E, mesmo diante de tais afirmativas, Kelsen ainda nos traz alguns questionamentos: (i) o que fundamenta a unidade de uma pluralidade de normas? (ii) por que é que uma norma determinada pertence a uma determinada ordem? (iii) Por que é que uma norma vale, o que constitui o seu fundamento de validade?

Antes de respondermos tais questões, gostaríamos de ressaltar os significados dos termos “norma” e “validade”, conforme a teoria kelseniana.

O termo norma é abordado no sentido de que algo deve ser ou acontecer de determinada maneira, que o indivíduo se deve conduzir da forma que está prescrita. Na verdade, “a norma é um dever-ser e o ato de vontade de que ela constitui o sentido é um ser.” Já o termo “validade” refere-se à existência de determinada norma que, quando descrito o sentido, o significado de um ato normativo, dizemos que uma conduta é prescrita, exigida, proibida, consentida ou facultada. Então,

“Se, como acima propusemos, empregarmos a palavra “dever-ser” num sentido que abranja todas estas significações, podemos exprimir a validade de uma norma dizendo que certa coisa deve ou não deve ser, deve ou não ser feita.  [...] A norma é o significado de um ato de vontade, e não um ato de vontade.” (Kelsen, Hans. Teoria Pura do Direito. 2a. ed.).

Dando andamento às respostas para as questões introduzidas por Kelsen, dizermos que uma norma “vale” quer dizer que o indivíduo se deve conduzir do modo prescrito por ela.

"Com o termo “norma” se quer significar que algo deve ser ou acontecer, especialmente que um homem se deve conduzir de determinada maneira. É este o sentido que possuem determinados atos humanos que intencionalmente se dirigem à conduta de outrem. Dizemos que se dirigem intencionalmente à conduta de outrem não só quando, em conformidade com o seu sentido, prescrevem (comandam) essa conduta, mas também quando a permitem e, sobespecialmente, quando conferem o poder de a realizar, isto é, quando a outrem é atribuído um determinado poder, especialmente o poder de ele próprio estabelecer normas. Tais atos são - entendidos neste sentido - atos de vontade."(Kelsen, Hans. Teoria Pura do Direito. 2a. ed.).

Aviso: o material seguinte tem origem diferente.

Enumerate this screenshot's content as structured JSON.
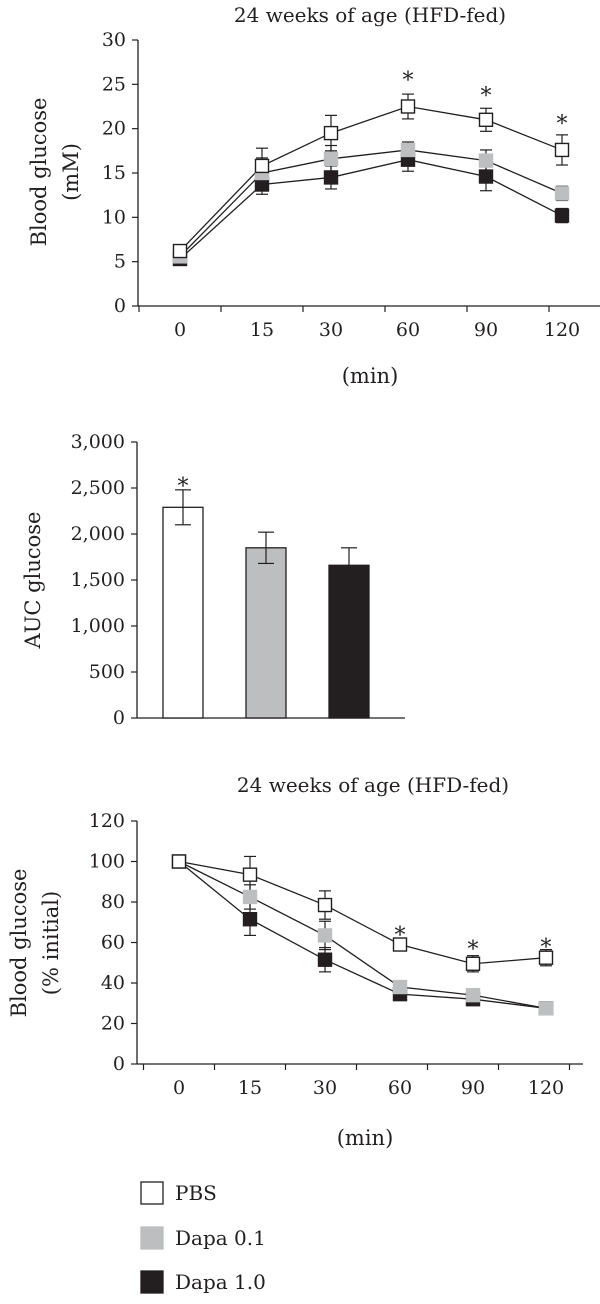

Ainda, o fundamento de validade de uma norma “apenas pode ser a validade de uma outra norma”. Neste sentido, uma norma que é capaz de representar o fundamento de validade de uma outra, é considerada norma superior, sendo a outra, norma inferior. E, como norma mais elevada, ela é pressuposta, sua validade não pode ser derivada de outra que seja ainda mais elevada, pois “o fundamento da sua validade já não pode ser posto em questão”, afinal, ela é pressuposta como mais elevada, por conseguinte, designada como norma fundamental – fonte de validade de todas as normas que pertencem à mesma ordem normativa. O ordenamento então resultaria de uma norma fundamental que confere validade às constituições positivadas. Em outras palavras:

“É a norma fundamental que constitui a unidade de uma pluralidade de normas enquanto representa o fundamento da validade de todas as normas pertencentes a essa ordem normativa.” (Kelsen, Hans. Teoria Pura do Direito. 2a. ed.).

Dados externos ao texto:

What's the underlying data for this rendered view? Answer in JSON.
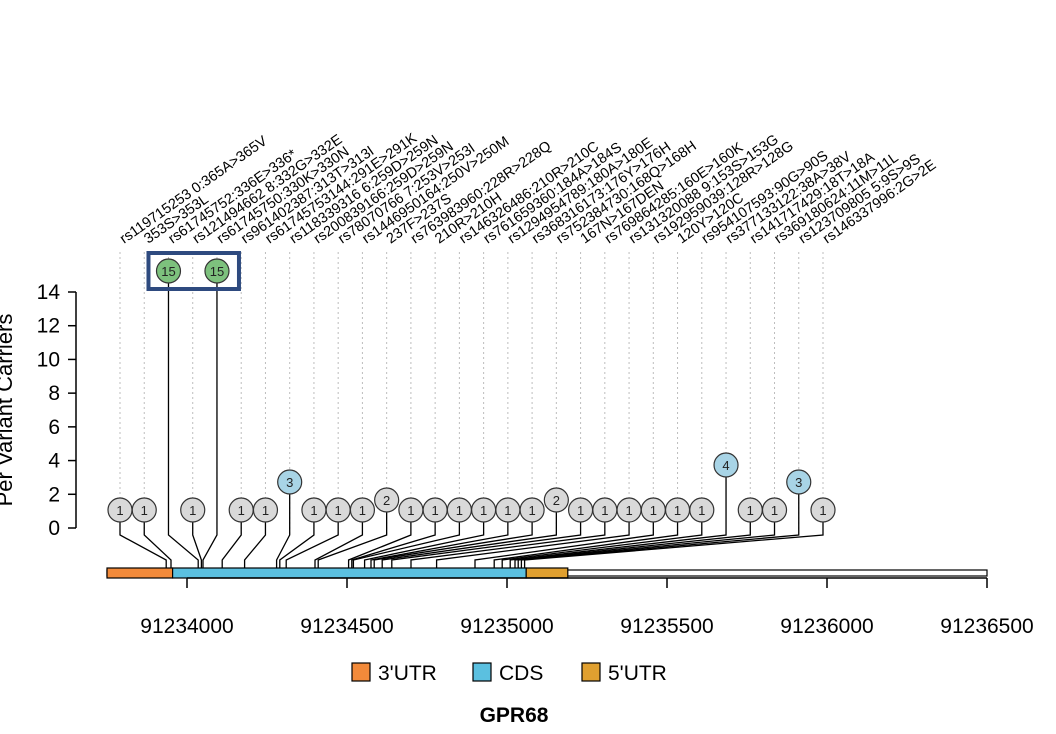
{
  "chart_data": {
    "type": "lollipop",
    "gene": "GPR68",
    "ylabel": "Per Variant Carriers",
    "ylim": [
      0,
      14
    ],
    "yticks": [
      0,
      2,
      4,
      6,
      8,
      10,
      12,
      14
    ],
    "xlim": [
      91233750,
      91236500
    ],
    "xticks": [
      91234000,
      91234500,
      91235000,
      91235500,
      91236000,
      91236500
    ],
    "xtick_labels": [
      "91234000",
      "91234500",
      "91235000",
      "91235500",
      "91236000",
      "91236500"
    ],
    "features": [
      {
        "name": "3'UTR",
        "start": 91233750,
        "end": 91233955,
        "color": "#F28A3A"
      },
      {
        "name": "CDS",
        "start": 91233955,
        "end": 91235060,
        "color": "#5BC0E0"
      },
      {
        "name": "5'UTR",
        "start": 91235060,
        "end": 91235190,
        "color": "#E0A030"
      }
    ],
    "legend": [
      {
        "label": "3'UTR",
        "color": "#F28A3A"
      },
      {
        "label": "CDS",
        "color": "#5BC0E0"
      },
      {
        "label": "5'UTR",
        "color": "#E0A030"
      }
    ],
    "variants": [
      {
        "label": "rs119715253 0:365A>365V",
        "count": 1,
        "pos": 91233935,
        "color": "#D9D9D9"
      },
      {
        "label": "353S>353L",
        "count": 1,
        "pos": 91233950,
        "color": "#D9D9D9"
      },
      {
        "label": "rs61745752:336E>336*",
        "count": 15,
        "pos": 91234035,
        "color": "#7DC17D",
        "highlight": true
      },
      {
        "label": "rs121494662 8:332G>332E",
        "count": 1,
        "pos": 91234045,
        "color": "#D9D9D9"
      },
      {
        "label": "rs61745750:330K>330N",
        "count": 15,
        "pos": 91234050,
        "color": "#7DC17D",
        "highlight": true
      },
      {
        "label": "rs961402387:313T>313I",
        "count": 1,
        "pos": 91234110,
        "color": "#D9D9D9"
      },
      {
        "label": "rs61745753144:291E>291K",
        "count": 1,
        "pos": 91234180,
        "color": "#D9D9D9"
      },
      {
        "label": "rs118339316 6:259D>259N",
        "count": 3,
        "pos": 91234280,
        "color": "#A8D4E6"
      },
      {
        "label": "rs200839166:259D>259N",
        "count": 1,
        "pos": 91234290,
        "color": "#D9D9D9"
      },
      {
        "label": "rs78070766 7:253V>253I",
        "count": 1,
        "pos": 91234310,
        "color": "#D9D9D9"
      },
      {
        "label": "rs1446950164:250V>250M",
        "count": 1,
        "pos": 91234400,
        "color": "#D9D9D9"
      },
      {
        "label": "237F>237S",
        "count": 2,
        "pos": 91234410,
        "color": "#D9D9D9"
      },
      {
        "label": "rs763983960:228R>228Q",
        "count": 1,
        "pos": 91234505,
        "color": "#D9D9D9"
      },
      {
        "label": "210R>210H",
        "count": 1,
        "pos": 91234515,
        "color": "#D9D9D9"
      },
      {
        "label": "rs146326486:210R>210C",
        "count": 1,
        "pos": 91234520,
        "color": "#D9D9D9"
      },
      {
        "label": "rs761659360:184A>184S",
        "count": 1,
        "pos": 91234555,
        "color": "#D9D9D9"
      },
      {
        "label": "rs1294954789:180A>180E",
        "count": 1,
        "pos": 91234575,
        "color": "#D9D9D9"
      },
      {
        "label": "rs368316173:176Y>176H",
        "count": 1,
        "pos": 91234585,
        "color": "#D9D9D9"
      },
      {
        "label": "rs752384730:168Q>168H",
        "count": 2,
        "pos": 91234610,
        "color": "#D9D9D9"
      },
      {
        "label": "167N>167DEN",
        "count": 1,
        "pos": 91234640,
        "color": "#D9D9D9"
      },
      {
        "label": "rs769864285:160E>160K",
        "count": 1,
        "pos": 91234700,
        "color": "#D9D9D9"
      },
      {
        "label": "rs131320088 9:153S>153G",
        "count": 1,
        "pos": 91234780,
        "color": "#D9D9D9"
      },
      {
        "label": "rs192959039:128R>128G",
        "count": 1,
        "pos": 91234900,
        "color": "#D9D9D9"
      },
      {
        "label": "120Y>120C",
        "count": 1,
        "pos": 91234960,
        "color": "#D9D9D9"
      },
      {
        "label": "rs954107593:90G>90S",
        "count": 1,
        "pos": 91234985,
        "color": "#D9D9D9"
      },
      {
        "label": "rs377133122:38A>38V",
        "count": 4,
        "pos": 91235010,
        "color": "#A8D4E6"
      },
      {
        "label": "rs141717429:18T>18A",
        "count": 1,
        "pos": 91235025,
        "color": "#D9D9D9"
      },
      {
        "label": "rs369180624:11M>11L",
        "count": 1,
        "pos": 91235035,
        "color": "#D9D9D9"
      },
      {
        "label": "rs123709805 5:9S>9S",
        "count": 3,
        "pos": 91235045,
        "color": "#A8D4E6"
      },
      {
        "label": "rs146337996:2G>2E",
        "count": 1,
        "pos": 91235055,
        "color": "#D9D9D9"
      }
    ]
  }
}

Isto posto, pode-se dizer, ainda, que a norma funciona como esquema de interpretação, isto é,

“o juízo em que se enuncia que um ato de conduta humana constitui um ato jurídico é o resultado de uma interpretação específica, a saber, de uma interpretação normativa. [...] Isso quer dizer, em suma, que o conteúdo de um acontecer fático coincide com o conteúdo de uma norma que consideramos válida.” (Kelsen, Hans. Teoria Pura do Direito. 2a. ed.).

Desta forma, o conhecimento jurídico, do qual o direito é o objeto, é destinado às normas jurídicas que conferem a determinados fatos o caráter de ato jurídico por uma transformação através de seu conteúdo que lhe confere uma significação jurídica por se interligar ao conteúdo da norma, que também permite a interpretação do ato conforme esta norma.

Para Kelsen, o que transforma um fato em ato jurídico é o sentido objetivo ligado a este ato, à significação que possui. Assim,

“O sentido jurídico específico, a sua particular significação jurídica, recebe-a o fato em questão por intermédio de uma norma que a ele se refere com o seu conteúdo, que lhe empresta a significação jurídica, por forma que o ato pode ser interpretado segundo esta norma.” (Kelsen, Hans. Teoria Pura do Direito. 2a. ed.).